Anyone who has watched a movie is well aware of “the bully” stereotype. They are the adversary to cause conflict for our supportive main character. Usually people portray them as incompetent fools incapable of going through life. But today in the real world bullies have become a threat. The problem was once brushed aside as something that “just happens” or “builds character”. It was not until recently that people officially decided to take a stand and stick a cork in this problem. But because of the serious tone that school shootings and suicides have set it’s suggested that bullying should be considered a crime one should be jailed for.

Speaking as someone who was bullied, one must wonder if that is entirely necessary. Do they deserve to go that far? This is my perspective: It began in elementary school with simple twists of my name and mere taunts.
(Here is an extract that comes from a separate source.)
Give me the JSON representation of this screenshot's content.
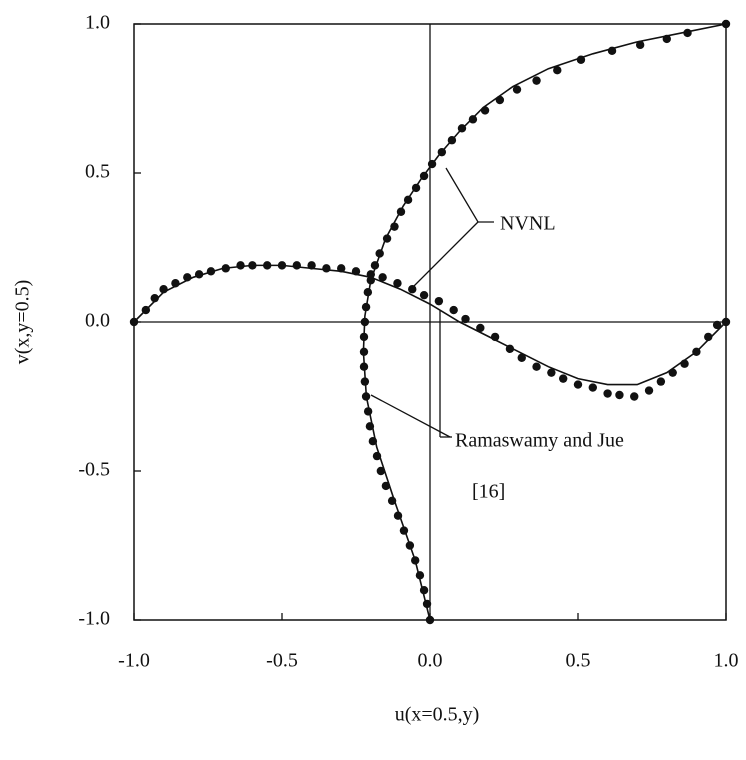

It only escalated later in middle school when they discovered swear words and violence. I could only imagine what new form the harassment they would have chosen once I entered high school. But when I prepared myself for the oncoming slander, something strange occurred. It was so subtle that I hadn’t fully detected it until I looked back. The taunts, threats, daily mocking of my name just simply… stopped. It’s as if entering high school was the apple of awareness that caused all who ate from it to grow up. That, or perhaps they became bored with me once they discovered drugs and sex.

I understand that this is a rare occurrence and the situation usually becomes its worst for the victim by high school. It is difficult to stop bullying. Bullying stems from a resentment of abnormalities in our society. It is, from their perspective, forcing their ideals of “normal” or “acceptable” onto those who don’t exhibit such qualities. To stop bullying at its core is to change our entire view of culture. But inevitably these kids become adults that integrate into society. I feel some realize their mistakes and focus on their own life, like my fellow classmates, but others retain their patterns of exclusive social gatherings and ridicule of those beneath them. This leads to the victims becoming so emotionally distraught they feel their only means of escape is to extinguish their lives.


So does life truly become better? Of course it does, but it will never be exactly how we’d like it. Life is a series of trials and tribulations we must overcome. What these kids must understand is to accept their differences since it molds them into who they are. The bullies, on the other hand, should somehow learn to be more understanding people. There should be a method to teach them this without forcing it onto them.


There is a way, we just need to see it from every perspective to understand.